Several major businesses including Woolworths have offered to host Covid-19 vaccine hubs as the nation looks to accelerate its plagued vaccine rollout.
Treasurer Josh Frydenberg revealed on Wednesday some of the nation's largest companies had thrown their support behind Australia's rollout and were willing to assist where possible.
Among those in discussions was Wesfarmers, which owns Coles, Officeworks and Bunnings, Commonwealth banks, Telstra, Virgin and Qantas.
"There were many offers of premises for vaccinations being rolled out," Mr Frydenberg said.
Businesses also had ideas about possible incentives they could offer as part of the scheme, such as airline flyer points.
"I think it's more than a snag at Bunnings that we are talking about," Mr Frydenberg said.
NSW Premier Gladys Berejiklian has been reluctant to discuss incentives when supply of the Pfizer jab remains low.
Lieutenant General John Frewen, who heads the Federal Government's Covid vaccination task force, said on Tuesday incentives would be key when targeting those hesitant about the vaccine.
"I think perhaps later in the campaign when we're starting to get to those people who are less convinced or a bit more hesitant, that may be a better time for incentives," he told reporters.
Last week the Business Council of Australia said its members, roughly 1.5 million workers across banks, supermarkets and other large employers, could have the vaccine rolled out to them in a way they do the flu jab.
The council's chief executive Jennifer Westacott told Sky News businesses can play a "massive role" in the rollout.

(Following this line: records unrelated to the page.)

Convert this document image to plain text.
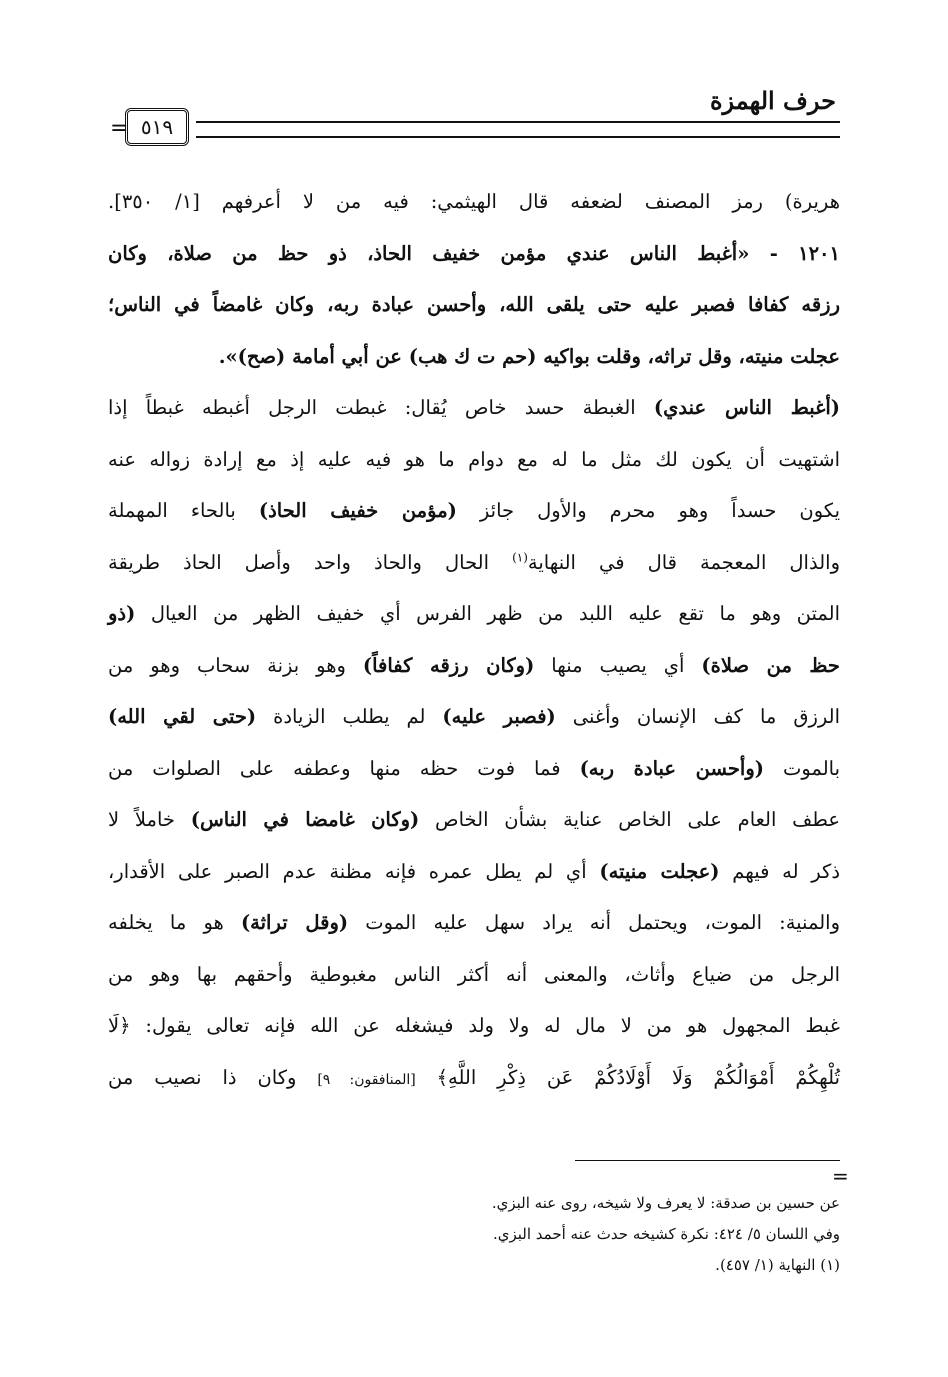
حرف الهمزة
= ٥١٩
هريرة) رمز المصنف لضعفه قال الهيثمي: فيه من لا أعرفهم [١/ ٣٥٠].
١٢٠١ - «أغبط الناس عندي مؤمن خفيف الحاذ، ذو حظ من صلاة، وكان
رزقه كفافا فصبر عليه حتى يلقى الله، وأحسن عبادة ربه، وكان غامضاً في الناس؛
عجلت منيته، وقل تراثه، وقلت بواكيه (حم ت ك هب) عن أبي أمامة (صح)».
(أغبط الناس عندي) الغبطة حسد خاص يُقال: غبطت الرجل أغبطه غبطاً إذا
اشتهيت أن يكون لك مثل ما له مع دوام ما هو فيه عليه إذ مع إرادة زواله عنه
يكون حسداً وهو محرم والأول جائز (مؤمن خفيف الحاذ) بالحاء المهملة
والذال المعجمة قال في النهاية$^{(١)}$ الحال والحاذ واحد وأصل الحاذ طريقة
المتن وهو ما تقع عليه اللبد من ظهر الفرس أي خفيف الظهر من العيال (ذو
حظ من صلاة) أي يصيب منها (وكان رزقه كفافاً) وهو بزنة سحاب وهو من
الرزق ما كف الإنسان وأغنى (فصبر عليه) لم يطلب الزيادة (حتى لقي الله)
بالموت (وأحسن عبادة ربه) فما فوت حظه منها وعطفه على الصلوات من
عطف العام على الخاص عناية بشأن الخاص (وكان غامضا في الناس) خاملاً لا
ذكر له فيهم (عجلت منيته) أي لم يطل عمره فإنه مظنة عدم الصبر على الأقدار،
والمنية: الموت، ويحتمل أنه يراد سهل عليه الموت (وقل تراثة) هو ما يخلفه
الرجل من ضياع وأثاث، والمعنى أنه أكثر الناس مغبوطية وأحقهم بها وهو من
غبط المجهول هو من لا مال له ولا ولد فيشغله عن الله فإنه تعالى يقول: ﴿لَا
تُلْهِكُمْ أَمْوَالُكُمْ وَلَا أَوْلَادُكُمْ عَن ذِكْرِ اللَّهِ﴾ [المنافقون: ٩] وكان ذا نصيب من
=
عن حسين بن صدقة: لا يعرف ولا شيخه، روى عنه البزي.
وفي اللسان ٥/ ٤٢٤: نكرة كشيخه حدث عنه أحمد البزي.
(١) النهاية (١/ ٤٥٧).
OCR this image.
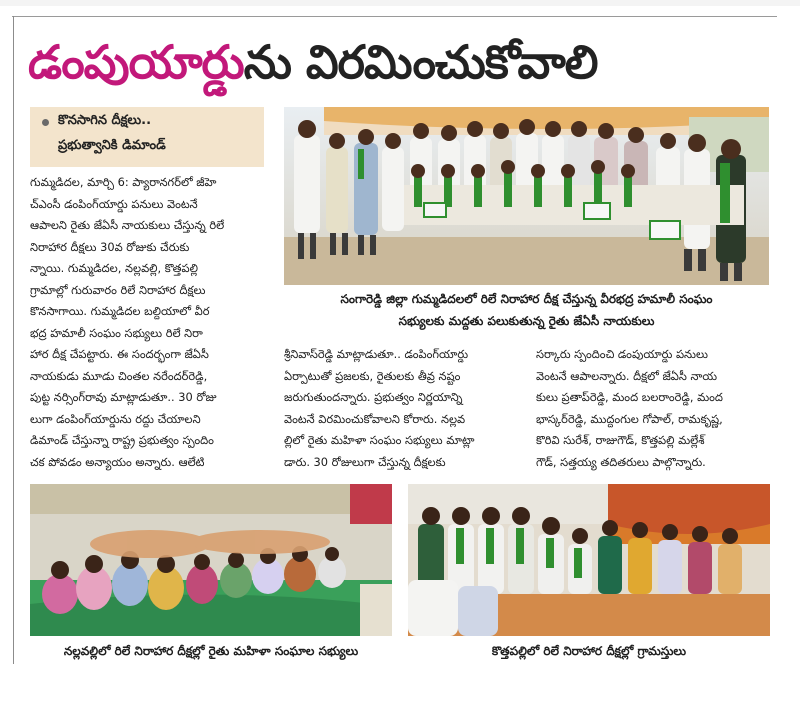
డంపుయార్డును విరమించుకోవాలి
కొనసాగిన దీక్షలు..
ప్రభుత్వానికి డిమాండ్
సంగారెడ్డి జిల్లా గుమ్మడిదలలో రిలే నిరాహార దీక్ష చేస్తున్న వీరభద్ర హమాలీ సంఘం
సభ్యులకు మద్దతు పలుకుతున్న రైతు జేఏసీ నాయకులు
గుమ్మడిదల, మార్చి 6: ప్యారానగర్‌లో జీహె
చ్‌ఎంసీ డంపింగ్‌యార్డు పనులు వెంటనే
ఆపాలని రైతు జేఏసీ నాయకులు చేస్తున్న రిలే
నిరాహార దీక్షలు 30వ రోజుకు చేరుకు
న్నాయి. గుమ్మడిదల, నల్లవల్లి, కొత్తపల్లి
గ్రామాల్లో గురువారం రిలే నిరాహార దీక్షలు
కొనసాగాయి. గుమ్మడిదల బల్దియాలో వీర
భద్ర హమాలీ సంఘం సభ్యులు రిలే నిరా
హార దీక్ష చేపట్టారు. ఈ సందర్భంగా జేఏసీ
నాయకుడు మూడు చింతల నరేందర్‌రెడ్డి,
పుట్ట నర్సింగ్‌రావు మాట్లాడుతూ.. 30 రోజు
లుగా డంపింగ్‌యార్డును రద్దు చేయాలని
డిమాండ్ చేస్తున్నా రాష్ట్ర ప్రభుత్వం స్పందిం
చక పోవడం అన్యాయం అన్నారు. ఆలేటి
శ్రీనివాస్‌రెడ్డి మాట్లాడుతూ.. డంపింగ్‌యార్డు
ఏర్పాటుతో ప్రజలకు, రైతులకు తీవ్ర నష్టం
జరుగుతుందన్నారు. ప్రభుత్వం నిర్ణయాన్ని
వెంటనే విరమించుకోవాలని కోరారు. నల్లవ
ల్లిలో రైతు మహిళా సంఘం సభ్యులు మాట్లా
డారు. 30 రోజులుగా చేస్తున్న దీక్షలకు
సర్కారు స్పందించి డంపుయార్డు పనులు
వెంటనే ఆపాలన్నారు. దీక్షలో జేఏసీ నాయ
కులు ప్రతాప్‌రెడ్డి, మంద బలరాంరెడ్డి, మంద
భాస్కర్‌రెడ్డి, ముద్దంగుల గోపాల్, రామకృష్ణ,
కొరివి సురేశ్, రాజుగౌడ్, కొత్తపల్లి మల్లేశ్
గౌడ్, సత్తయ్య తదితరులు పాల్గొన్నారు.
నల్లవల్లిలో రిలే నిరాహార దీక్షల్లో రైతు మహిళా సంఘాల సభ్యులు	కొత్తపల్లిలో రిలే నిరాహార దీక్షల్లో గ్రామస్తులు
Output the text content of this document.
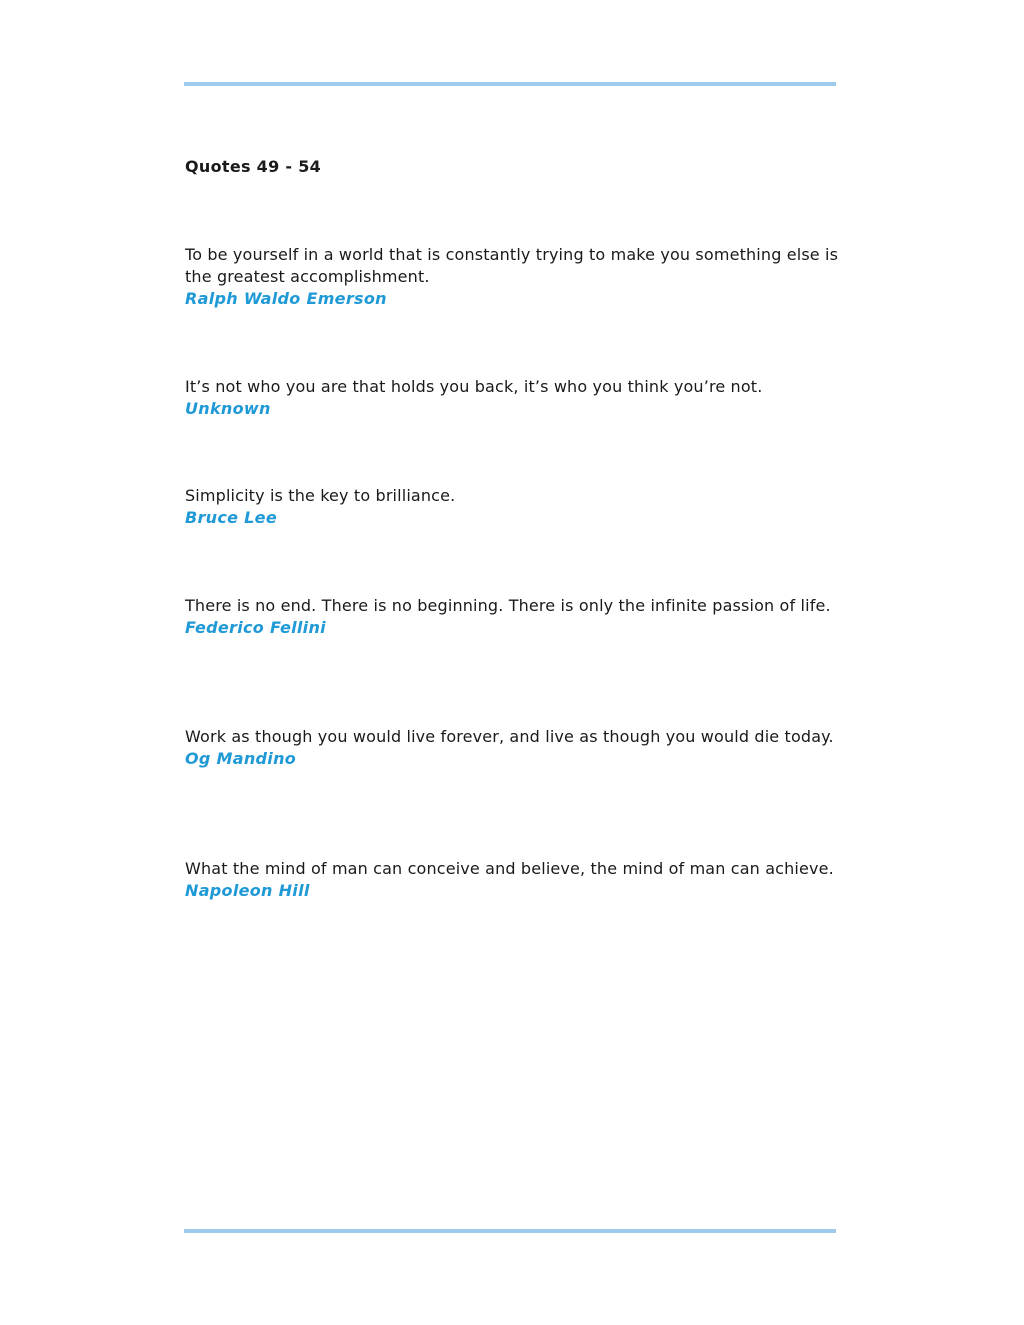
Quotes 49 - 54

To be yourself in a world that is constantly trying to make you something else is the greatest accomplishment.

Ralph Waldo Emerson

It’s not who you are that holds you back, it’s who you think you’re not.

Unknown

Simplicity is the key to brilliance.

Bruce Lee

There is no end. There is no beginning. There is only the infinite passion of life.

Federico Fellini

Work as though you would live forever, and live as though you would die today.

Og Mandino

What the mind of man can conceive and believe, the mind of man can achieve.

Napoleon Hill
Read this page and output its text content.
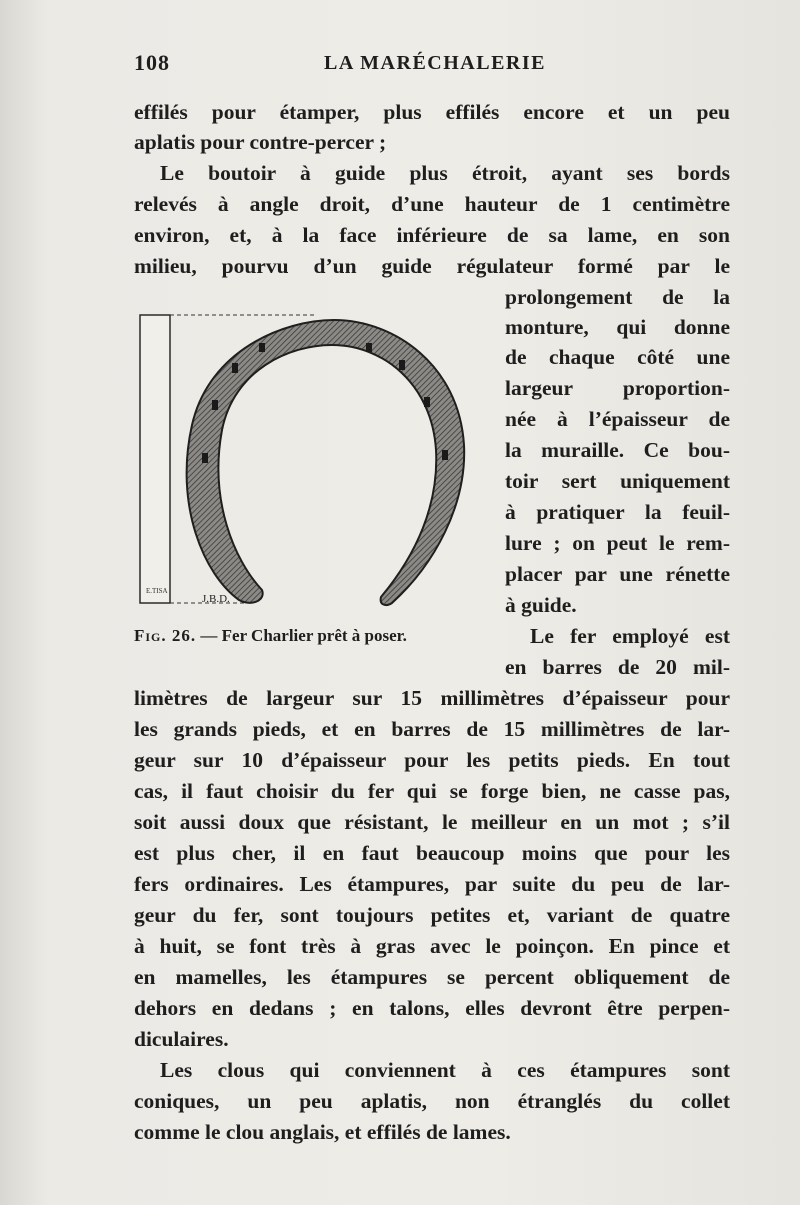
108	LA MARÉCHALERIE
effilés pour étamper, plus effilés encore et un peu
aplatis pour contre-percer ;
Le boutoir à guide plus étroit, ayant ses bords
relevés à angle droit, d’une hauteur de 1 centimètre
environ, et, à la face inférieure de sa lame, en son
milieu, pourvu d’un guide régulateur formé par le
prolongement de la
monture, qui donne
de chaque côté une
largeur proportion-
née à l’épaisseur de
la muraille. Ce bou-
toir sert uniquement
à pratiquer la feuil-
lure ; on peut le rem-
placer par une rénette
à guide.
Le fer employé est
en barres de 20 mil-
E.TISA
J.B.D.
Fig. 26. — Fer Charlier prêt à poser.
limètres de largeur sur 15 millimètres d’épaisseur pour
les grands pieds, et en barres de 15 millimètres de lar-
geur sur 10 d’épaisseur pour les petits pieds. En tout
cas, il faut choisir du fer qui se forge bien, ne casse pas,
soit aussi doux que résistant, le meilleur en un mot ; s’il
est plus cher, il en faut beaucoup moins que pour les
fers ordinaires. Les étampures, par suite du peu de lar-
geur du fer, sont toujours petites et, variant de quatre
à huit, se font très à gras avec le poinçon. En pince et
en mamelles, les étampures se percent obliquement de
dehors en dedans ; en talons, elles devront être perpen-
diculaires.
Les clous qui conviennent à ces étampures sont
coniques, un peu aplatis, non étranglés du collet
comme le clou anglais, et effilés de lames.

Woolworths Group head of Covid response Ross Spencer said the business would welcome the opportunity to help.
Ms Berejiklian agrees large corporates or large workplaces have the ability to bring people on their premises to vaccinate their workforces in a timely way.
"The challenge now is we don't have enough supply, but once we do have enough supply, we need to make sure there are enough points of access, and that's what we don't have at the moment," she told reporters last week.
Shadow Treasurer Jim Chalmers agreed business was "critical" in assisting the rollout and said it was unfair they were now suffering during lockdowns as a result of the government's failure to acquire enough vaccines.